Narrow band filters are filters where the fractional bandwidth is extremely small in a relative sense. My personal definition of a narrow band filter is where the narrow band filter has a fractional bandwidth NOT exceeding 1%. These filters can be adapted to become fixed or tunable antenna pre-selector filters.

A filter with a bandwidth of 200 Khz ( ± 100 Khz ) centred around 7100 Khz would represent a bandwidth of about 2.86%

As just one example of a narrow band filter for the front end of a receiver I'll look at a double tuned front end filter for a single frequency receiver built to receive WWV or VNG time signals at 5000 Khz. These are amplitude moduated ( AM ) signals with modulation not exceeding 1000 Hz. Strictly speaking all we want to receive is around 4999 Khz to 5001 Khz, that is only a 2 Khz bandwidth. Technically it is quite feasible to construct a crystal filter to do this job but that is not the subject of our discussion here.

### A narrow band filter for a WWV or VNG 5Mhz front end

A single channel superhetrodyne receiver operating at 5000 Khz would normally have an IF (Intermediate Frequency - where all the real amplification takes place) of the standard 455 Khz.

Ceramic narrow band filters are available for use at 455 Khz and my personal preference for AM reception is ± 3Khz including shortwave reception. Clearly our main selectivity is at the IF of 455 Khz. Let's get back to our front end filter, how wide should it be?

In a superhetrodyne receiver operating at 5000 Khz and with an IF of 455 Khz the local oscillator would be 5000 Khz ± 455 Khz. The LO is going to be either 5455 Khz or 4545 Khz. We will only consider the example of 5455 Khz because you can apply the same principles to the other frequency of 4545 Khz.

With a LO of 5455 Khz and an IF of 455 Khz our receiver can only respond equally well to two distinct frequencies, here I'm deliberately ignoring spurious responses called "spurs". The two frequencies are 5455 Khz ± 455 Khz = 5000 Khz and 5910 Khz.

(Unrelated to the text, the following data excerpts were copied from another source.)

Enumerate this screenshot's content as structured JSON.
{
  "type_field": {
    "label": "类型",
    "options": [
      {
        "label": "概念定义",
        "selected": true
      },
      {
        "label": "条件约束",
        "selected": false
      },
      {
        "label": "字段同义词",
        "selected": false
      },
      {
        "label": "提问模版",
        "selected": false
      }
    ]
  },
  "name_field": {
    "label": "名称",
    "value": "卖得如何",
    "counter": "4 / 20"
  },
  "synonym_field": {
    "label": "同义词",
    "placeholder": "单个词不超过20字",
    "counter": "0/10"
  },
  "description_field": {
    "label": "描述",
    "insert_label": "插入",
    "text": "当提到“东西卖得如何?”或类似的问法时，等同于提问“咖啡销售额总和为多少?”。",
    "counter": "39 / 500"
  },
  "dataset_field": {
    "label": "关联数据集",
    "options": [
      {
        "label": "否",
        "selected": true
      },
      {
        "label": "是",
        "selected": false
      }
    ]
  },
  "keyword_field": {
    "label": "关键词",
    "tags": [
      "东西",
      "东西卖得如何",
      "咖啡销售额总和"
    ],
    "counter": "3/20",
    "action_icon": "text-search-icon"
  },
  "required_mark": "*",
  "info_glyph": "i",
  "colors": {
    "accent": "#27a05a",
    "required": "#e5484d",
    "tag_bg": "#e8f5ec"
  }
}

The 5000 Khz is the desired frequency whilst the 5910 Khz frequency is called the "mirror image" or image frequency and this is the one we MUST remove. This is the ONLY reason we have a narrow band filter for our WWV or VNG 5Mhz front end.

For our narrow band filter for the WWV or VNG 5Mhz front end I am going to use, for simplicity sake, a double tuned "Butterworth narrow band filter". Simplicity in the sense of easy to design, construct AND align.

### BUTTERWORTH NARROW BAND FILTER

First let's look at the steepness factor we need to look at, if our ideal bandwidth is ± 3 Khz around 5000 Khz and the extreme is ± 910 Khz around 5000 Khz then we have a steepness factor of 910 / 3 = 303. Consulting some filter tables I can determine that for a double tuned narrow band filter of n = 2 the attenuation for a steepness factor of 10, the limit of my table, is 40 dB. If you studied the topic decibels you would know that -40 dB is a sgnificant power reduction. It is a voltage attenuation of -100.

All this means for our Butterworth narrow band filter is if our steepness factor exceeds 10, we will achieve at least 40 db attenuation.

However I am greedy, I really want an attenuation factor of 60 db. For the ignorant who haven't studied decibels, that is NOT an increase of 50%. In voltage reduction it is -1,000 or a ten fold increase and in power terms a 100 times increase. Because my table does not extend beyond a steepness factor of 10 I'm going to use the following classy formula to calculate the necessary bandwidth to achieve my desired 60 dB attenuation to the unwanted 5910 Khz signal. Figure 1 - Butterworth narrow band filter attenuation formula

Now so you understand what is happening here we will use a worked example, in fact I'll do two worked examples. Adb is the attenuation which results, 10 log for those who know decibels is 10 times the log of the amount determined between [ and the ] brackets. BWx is the highest frequency and BW3dB is the 3 dB bandwidth. The n is the number of resonators we're using, in our case for a double tuned narrow band filter, n = 2.

I said my tables say a steepness factor of 10 = at least a 40 dB attenuation. How about we check that one out? Follow this:

BWx / BW3dB = 10 and 2n = 2 X 2 = 4. Looking at the formula and following the order for algebra "BODMAS" ( inside brackets, outside brackets, division, multiplication, addition and subtraction ) we get 10 / 1 = 10, then plus 1 = 11 all of which is raised to the power, "Yx" of 2 X 2 = 4 results in 14,641 the log of which is 4.166 which is then multiplied by 10 to give us an Adb attenuation factor of 41.66 dB. Piece of cake!

All right I'm greedy, I want 60 db. Working backwards 60 / 10 = 6 and anti-log 6 = 1,000,000 (incidently that is why there are 6 zeros). Here is gets somewhat tricky, on my calculator I have 1,000,000 entered and THEN I press the "second function" key, THEN the "Yx", ENTER 4 to get an answer of 31.62227766 ( trivia - this answer incidently is exactly the square root of 1,000 ). This answer is the required steepness factor BWx / BW3dB. If our desired 3 db bandwidth is 3 Khz then we can make our 60 dB bandwdth = 3 X 31.62 or say ± 100 Khz. For the purists among you ± 94.868 Khz.

Very long winded? Yes but much better than "monkey see - monkey do" principle. You should now be able to design any Butterworth narrow band filter to suit any achievable design goal and know exactly why you have arrived at your answers. So our Butterworth narrow band filter now has an overall bandwidth of 200 Khz.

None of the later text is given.